I find it much easier to pray for myself -- that I become more aligned with God's will, that I take care of others and myself, that I take time to make the pancakes (which I did last night at Robin M.'s request) -- than to pray for others. Most of the time, anyway.

Prayer is my way to open the gates, my invitation to God to come back into my heart even when I forgot and shut the gates yet again when I wasn't thinking about it.

David Korfhage said...

I recently had occasion to pray for a loved one. This person was going into the hospital the next day for a procedure and test, and I sat down the night before to say my usual prayers before bedtime. I wanted to add a prayer for a good outcome, to the procedure and the test, but found I couldn't. I think if one sees all the bad in the world, it is hard to pray--not because I think God doesn't care, but because he seems to do what he thinks best, regardless of what people ask, so why ask. Thought sounds more heartlessly cynical and skeptical than I am, especially about God's love. I guess I would put it this way: if God loves us unconditionally, won't he do what's best for us regardless of whether we say a prayer or not?
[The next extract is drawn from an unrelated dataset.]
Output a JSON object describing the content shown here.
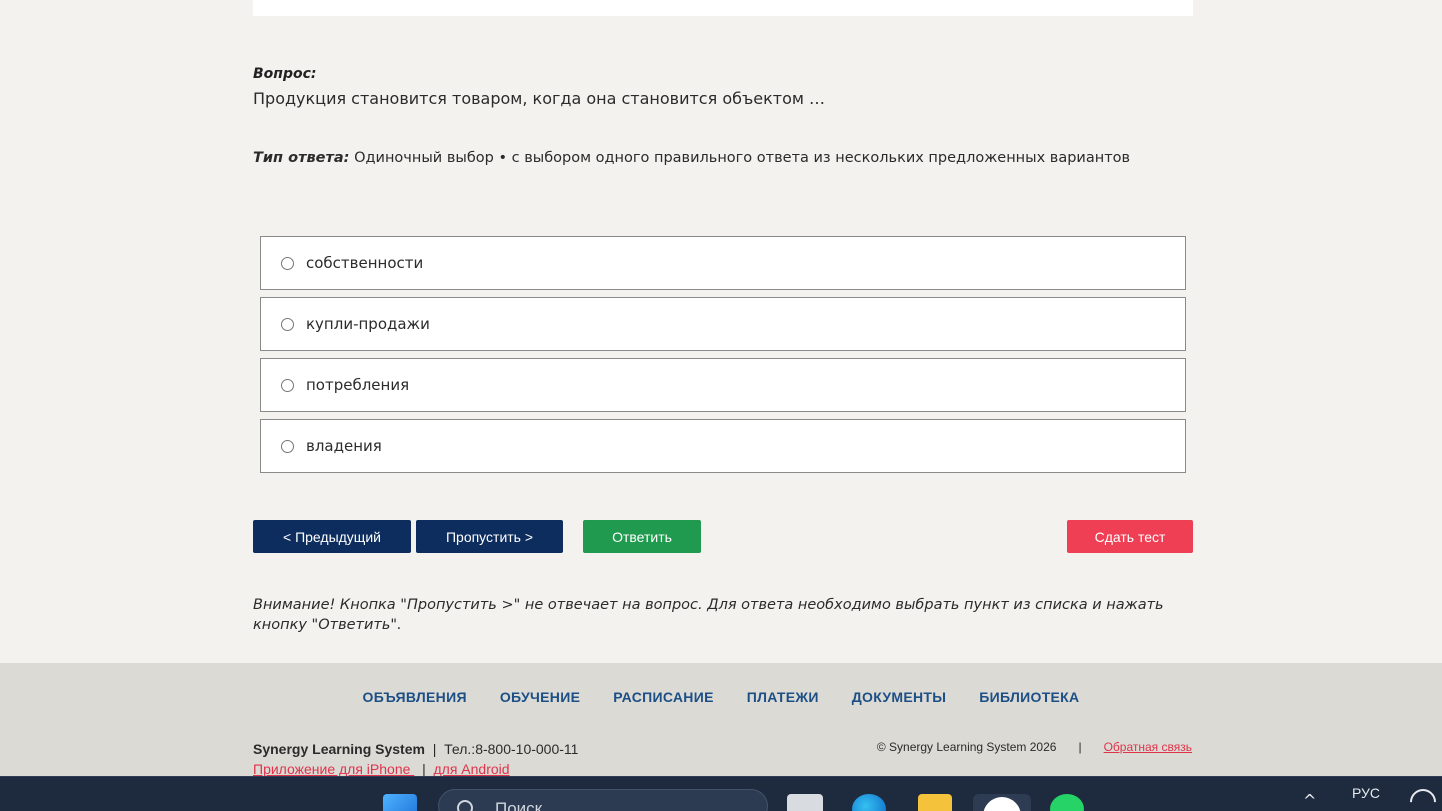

Under those circumstances, I felt it hard to put my prayer as a request. More as a statement of my condition: God, here's what I want, just so you know. "Lord, take this cup from my lips, but your will be done." Perhaps prayer is really for us--which I think is what you're saying anyway in your post, so perhaps this is a long-winded way of agreeing with you.

I appreciate your blog, Sarah. After being away from the Quaker blogging world for a while, I've decided to check in occasionally, and yours was one of the first I checked, and I appreciated what I found.